Five Ways AI Is Changing the Future of Marketing Research for the Better

The rise of artificial intelligence (AI) has fundamentally changed the way companies and brands understand and communicate their target audience. This applies no more than in the field of experience management (XM) and market research.

Artificial intelligence and machine learning can evoke polarized views in public discourse: for example, many welcome AI as a way to reduce repetitive and irrational work; others fear for the same reason and think that artificial intelligence combined with robotics will replace human work.

Researchers have reason to be optimistic about artificial intelligence.

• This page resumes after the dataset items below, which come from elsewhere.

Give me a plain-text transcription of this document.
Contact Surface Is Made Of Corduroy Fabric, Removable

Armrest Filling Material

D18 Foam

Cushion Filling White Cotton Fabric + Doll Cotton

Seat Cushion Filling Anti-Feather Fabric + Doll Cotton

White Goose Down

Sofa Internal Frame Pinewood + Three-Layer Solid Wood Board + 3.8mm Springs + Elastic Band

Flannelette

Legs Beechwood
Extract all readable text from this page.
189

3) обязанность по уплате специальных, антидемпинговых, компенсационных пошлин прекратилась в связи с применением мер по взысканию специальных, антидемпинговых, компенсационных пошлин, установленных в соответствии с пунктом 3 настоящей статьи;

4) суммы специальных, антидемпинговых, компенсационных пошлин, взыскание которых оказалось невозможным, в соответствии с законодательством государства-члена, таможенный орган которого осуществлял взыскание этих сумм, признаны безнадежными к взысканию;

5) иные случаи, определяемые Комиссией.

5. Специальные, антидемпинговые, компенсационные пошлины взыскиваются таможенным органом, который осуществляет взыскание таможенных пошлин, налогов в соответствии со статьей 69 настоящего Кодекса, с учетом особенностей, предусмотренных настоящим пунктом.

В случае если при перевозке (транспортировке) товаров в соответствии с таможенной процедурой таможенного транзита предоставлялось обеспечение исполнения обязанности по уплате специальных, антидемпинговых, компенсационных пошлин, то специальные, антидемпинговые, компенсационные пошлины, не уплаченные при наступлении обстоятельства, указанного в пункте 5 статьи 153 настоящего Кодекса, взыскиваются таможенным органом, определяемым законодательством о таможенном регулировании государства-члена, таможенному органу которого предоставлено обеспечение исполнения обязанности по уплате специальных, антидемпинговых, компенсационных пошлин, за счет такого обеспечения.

Here are five ways that AI can change the future of XM research for the better.

  1. Understand what customers really want

AI gives market researchers access to tools such as powerful automated text analysis, which can analyze millions of comments, both spoken and text, in minutes and create a differentiated understanding of what customers think and want.

Powerful algorithms can learn from respondents and ask appropriate follow-up questions and ask questions that are specific to the interests and needs of an individual interviewee.

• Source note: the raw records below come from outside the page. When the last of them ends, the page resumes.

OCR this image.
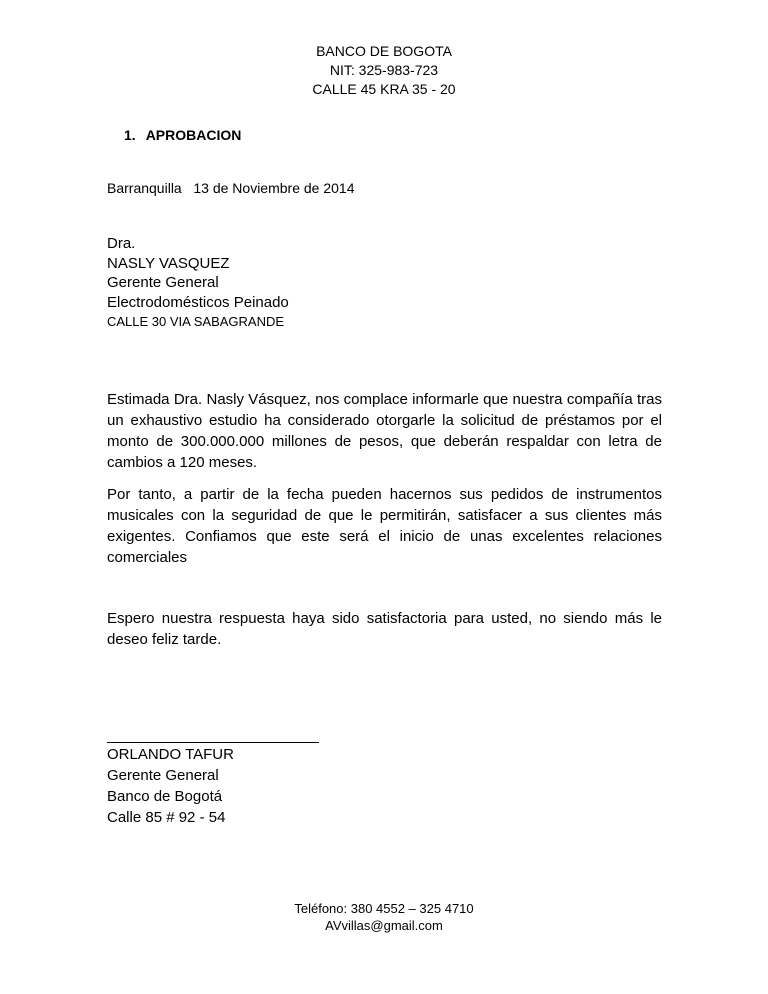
BANCO DE BOGOTA
NIT: 325-983-723
CALLE 45 KRA 35 - 20
1. APROBACION
Barranquilla   13 de Noviembre de 2014
Dra.
NASLY VASQUEZ
Gerente General
Electrodomésticos Peinado
CALLE 30 VIA SABAGRANDE
Estimada Dra. Nasly Vásquez, nos complace informarle que nuestra compañía tras un exhaustivo estudio ha considerado otorgarle la solicitud de préstamos por el monto de 300.000.000 millones de pesos, que deberán respaldar con letra de cambios a 120 meses.
Por tanto, a partir de la fecha pueden hacernos sus pedidos de instrumentos musicales con la seguridad de que le permitirán, satisfacer a sus clientes más exigentes. Confiamos que este será el inicio de unas excelentes relaciones comerciales
Espero nuestra respuesta haya sido satisfactoria para usted, no siendo más le deseo feliz tarde.
ORLANDO TAFUR
Gerente General
Banco de Bogotá
Calle 85 # 92 - 54
Teléfono: 380 4552 – 325 4710
AVvillas@gmail.com
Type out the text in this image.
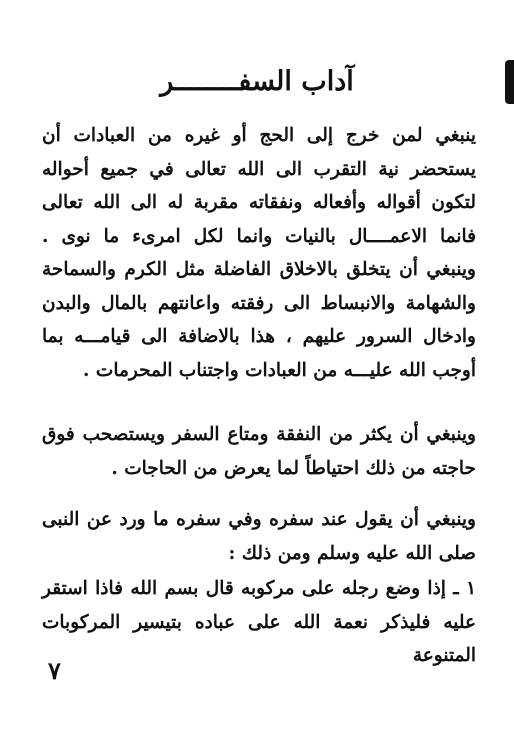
آداب السفــــــــر
ينبغي لمن خرج إلى الحج أو غيره من العبادات أن يستحضر نية التقرب الى الله تعالى في جميع أحواله لتكون أقواله وأفعاله ونفقاته مقربة له الى الله تعالى فانما الاعمــــال بالنيات وانما لكل امرىء ما نوى . وينبغي أن يتخلق بالاخلاق الفاضلة مثل الكرم والسماحة والشهامة والانبساط الى رفقته واعانتهم بالمال والبدن وادخال السرور عليهم ، هذا بالاضافة الى قيامـــه بما أوجب الله عليـــه من العبادات واجتناب المحرمات .
وينبغي أن يكثر من النفقة ومتاع السفر ويستصحب فوق حاجته من ذلك احتياطاً لما يعرض من الحاجات .
وينبغي أن يقول عند سفره وفي سفره ما ورد عن النبى صلى الله عليه وسلم ومن ذلك :
١ ـ إذا وضع رجله على مركوبه قال بسم الله فاذا استقر عليه فليذكر نعمة الله على عباده بتيسير المركوبات المتنوعة
٧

With natural language processing and sentiment analysis, market researchers can see trends and feelings in real-time across multiple channels.

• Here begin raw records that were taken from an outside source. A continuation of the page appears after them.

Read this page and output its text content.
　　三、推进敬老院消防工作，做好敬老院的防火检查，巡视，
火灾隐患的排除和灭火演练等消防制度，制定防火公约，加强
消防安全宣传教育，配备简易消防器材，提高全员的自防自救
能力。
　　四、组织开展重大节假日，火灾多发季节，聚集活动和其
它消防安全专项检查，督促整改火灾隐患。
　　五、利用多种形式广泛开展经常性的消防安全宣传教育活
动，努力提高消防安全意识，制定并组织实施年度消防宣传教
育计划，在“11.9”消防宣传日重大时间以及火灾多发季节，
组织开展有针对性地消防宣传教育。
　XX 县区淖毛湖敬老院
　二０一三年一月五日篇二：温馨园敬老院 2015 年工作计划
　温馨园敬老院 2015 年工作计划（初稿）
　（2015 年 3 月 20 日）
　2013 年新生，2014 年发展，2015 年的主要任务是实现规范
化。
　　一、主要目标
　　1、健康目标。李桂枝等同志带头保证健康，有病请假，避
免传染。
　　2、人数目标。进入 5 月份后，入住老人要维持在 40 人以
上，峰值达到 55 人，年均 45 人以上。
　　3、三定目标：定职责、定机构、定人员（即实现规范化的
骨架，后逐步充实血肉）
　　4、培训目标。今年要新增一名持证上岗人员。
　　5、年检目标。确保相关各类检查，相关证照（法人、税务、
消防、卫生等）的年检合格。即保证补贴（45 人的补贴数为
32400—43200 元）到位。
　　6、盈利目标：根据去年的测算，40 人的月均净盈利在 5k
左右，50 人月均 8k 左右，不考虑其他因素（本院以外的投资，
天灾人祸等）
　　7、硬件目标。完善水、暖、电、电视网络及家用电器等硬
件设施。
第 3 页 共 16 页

  1. Find respondents more quickly, accurately, and in ways that maximize existing data

Using artificial intelligence, market researchers can analyze a larger group of respondents and remove those that are not suitable, resulting in better and more personalized lists of potential candidates. Using techniques like access to social graphics and access to blockchain information (ironically) will catch “bots” pretending to be human. In this way, AI helps to speed up the process of finding the best possible respondents and, with other techniques, probability-based sampling.

If you find respondents in customer databases, you can also easily ignore the large amount of existing data that can occur, for example, in the form of past company data collections. AI can unlock and process operational data that may have been ignored and combine it with more recent experience data to finally gain clarity and insights.

Also, researchers work with companies to collect information from customers who choose to share their data to shape products and brands for the future. This data can include revenue, segmentation, and purchases, for example, from rewards programs organized and researched for AI insights.

  1. Remove the bias from customer feedback

Prejudice is a big risk – it can interfere with data integrity. However, AI can remove unconscious human prejudice from both respondents and studio design. For example, if you run data using an assessment tool that uses artificial intelligence, it analyzes the questions and provides real-time suggestions that address the potential bias and improve data collection.

  1. Conduct a thorough secondary search

Secondary research, such as syndicated studies or meta-analyses, and advice from management consultants are often essential for small and large companies to make financially sound decisions. But this type of research and consultant support can be time-consuming and expensive.

Primary research can be faster and cheaper with the help of AI. And the use of artificial intelligence means that companies can quickly analyze secondary research and identify the main trends and themes in the data, without the help of management consultants to do the heavy lifting.

  1. Constantly improve the quality of studies

The quality assurance aspects of AI cannot be overestimated. AI can identify areas where problems need to be improved or where there is prejudice. Machine learning can also be used to optimize feedback collection from future customers based on previous data.

As AI evolves and its use becomes more popular, the potential benefits for XM researchers and companies as a whole only increase. By integrating these technologies, marketers can develop more up-to-date, accurate, and, ultimately, more informative information about their customers, employees, products, and brands.